Do you see anything wrong in the graphic? It’s right there in your face; perhaps too obvious.

It’s a political statement by someone who considers himself a super patriot.

Some untutored person quite inappropriately has attached the words “States Rights” to a picture of the Constitution. Untutored? Inappropriate? Sadly.

That sentiment has been proclaimed so loudly and frequently that most think it a truism. Absolute nonsense. States have no rights. People have rights. That does not include corporations, just actual flesh and blood people.

Does that contradict everything you have ever heard on the subject? Probably. The ignorant have practically cornered the market. However, ubiquity is not proof of truth.

Below the red white and blue we find the visually bland, the lackluster but far more important Constitution. What does it say? As I read it, it begins on the most important point, “We the People.” What? It doesn’t say, “We the States?” I bet there is a reason. I would bet that those crafting this venerable document created it exactly this way for a specific reason.

Who do you believe? The Founding Fathers or the clowns pictured with signs prominently betraying that one of their primary points of focus is the predominance of their personal pecuniary position?

Are they the ones you will look to for guidance on the meaning of the Constitution?

Almost all of these ersatz tea party minions affiliate themselves with the Republican Party. They seem blithely insensible of the history of that party, as well.

Abraham Lincoln, in his message to the Congress for the 4th of July, 1861 proclaimed, “The Union is older than any of the states; and, in fact, it created them as States. Having never been States, either in substance or in name, outside of the Union, whence this magical omnipotence of ‘States rights’ . . . Much is said about the ‘sovereignty’ of the States; but the word, even, is not in the national Constitution.”

Then the Constitution says, “in Order to create a more perfect Union, . . . promote the general Welfare (boy, does that twist their tea bags) . . . [The People] do ordain and establish this Constitution for the United States of America.” It wasn’t the states. It wasn’t the corporations. It was the people.
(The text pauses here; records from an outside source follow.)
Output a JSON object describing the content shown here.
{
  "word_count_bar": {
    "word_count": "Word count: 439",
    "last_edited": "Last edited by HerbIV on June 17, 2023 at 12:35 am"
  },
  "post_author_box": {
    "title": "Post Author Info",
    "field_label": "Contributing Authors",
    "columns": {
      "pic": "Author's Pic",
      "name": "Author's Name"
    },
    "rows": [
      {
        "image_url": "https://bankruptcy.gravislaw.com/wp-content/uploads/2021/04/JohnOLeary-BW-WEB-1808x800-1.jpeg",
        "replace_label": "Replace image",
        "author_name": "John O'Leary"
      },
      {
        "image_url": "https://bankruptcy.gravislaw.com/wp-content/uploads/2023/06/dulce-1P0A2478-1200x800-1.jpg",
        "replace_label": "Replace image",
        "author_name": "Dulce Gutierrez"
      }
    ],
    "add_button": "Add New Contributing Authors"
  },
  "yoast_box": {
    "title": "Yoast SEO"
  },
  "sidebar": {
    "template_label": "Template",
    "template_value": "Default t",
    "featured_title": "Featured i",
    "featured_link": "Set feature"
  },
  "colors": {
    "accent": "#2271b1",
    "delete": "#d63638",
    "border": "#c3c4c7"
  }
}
Think about it. Why was the Constitution created and adopted? One simple and, except to the expert anti-historians, and the intentionally forgetful, obvious imperative brought our founders together for this purpose. The Articles of Confederation were a disaster. Giving the various states their heads resulted in floundering, in confusion, in internecine strife, in weakness, in stalemate, in an untenable, unsupportable situation for all of the states, separately and in various combinations.

The very goal of the Constitution was to unite the various entities in a workable whole by creating a central government and providing it the power, the wherewithal to command compliance from the states.

Who is it that touts states rights as desirable? It was the slave states. It is the recalcitrant, those against the present and the future. Those trying to re-segregate, those wishing to tear down the separation of church and state, those trying to thwart the handiwork of the Founding Fathers by disuniting the nation.

Living here in a southern state, it is not uncommon to hear rants that the Civil War failed to resolve the ‘question’ of states rights. These are the people who, to this day, glorify the treason that caused that tragedy. And they have the gall and the ignorance to portray themselves as the true patriots, the true Americans.

To repeat myself, states have no rights. Also, the national government has no rights. People have rights. Governments, local, state and national have obligations. They also have authorities granted by the people. Recall the crux of the Declaration of Independence, ” . . . Governments are instituted among Men, deriving their just powers from the consent of the governed.”

While on the subject of the Constitution, I would like to clear up another matter for such constitutional dullards as Antonin Scalia and Clarence Thomas. They are in error when they call themselves strict constructionist and pretend that they honor ‘original intent.’ They abide by original intent only when it suits their prejudices or can be twisted to seem so. Rarely do they actually color inside the lines of original intent.

The intent of the Founding Fathers is laid out in the Federalist Papers, public statements and private letters. Their intent was give us a document that could be changed to correct defects and adapt to new contingencies. Indeed, mechanisms for alteration are embedded in the document itself.

Original intent was not an unalloyed abstraction or object. There was little unanimity among our illustrious forbearers. Were we to hold rigorously to the strictures and liberalities of the Constitution, slavery would continue to be legal; the ladies would not have suffrage. It would be a far different country. Original intent is a ludicrous concept that has no intellectual or historical support. As with states rights, it is a play toy for mental midgets.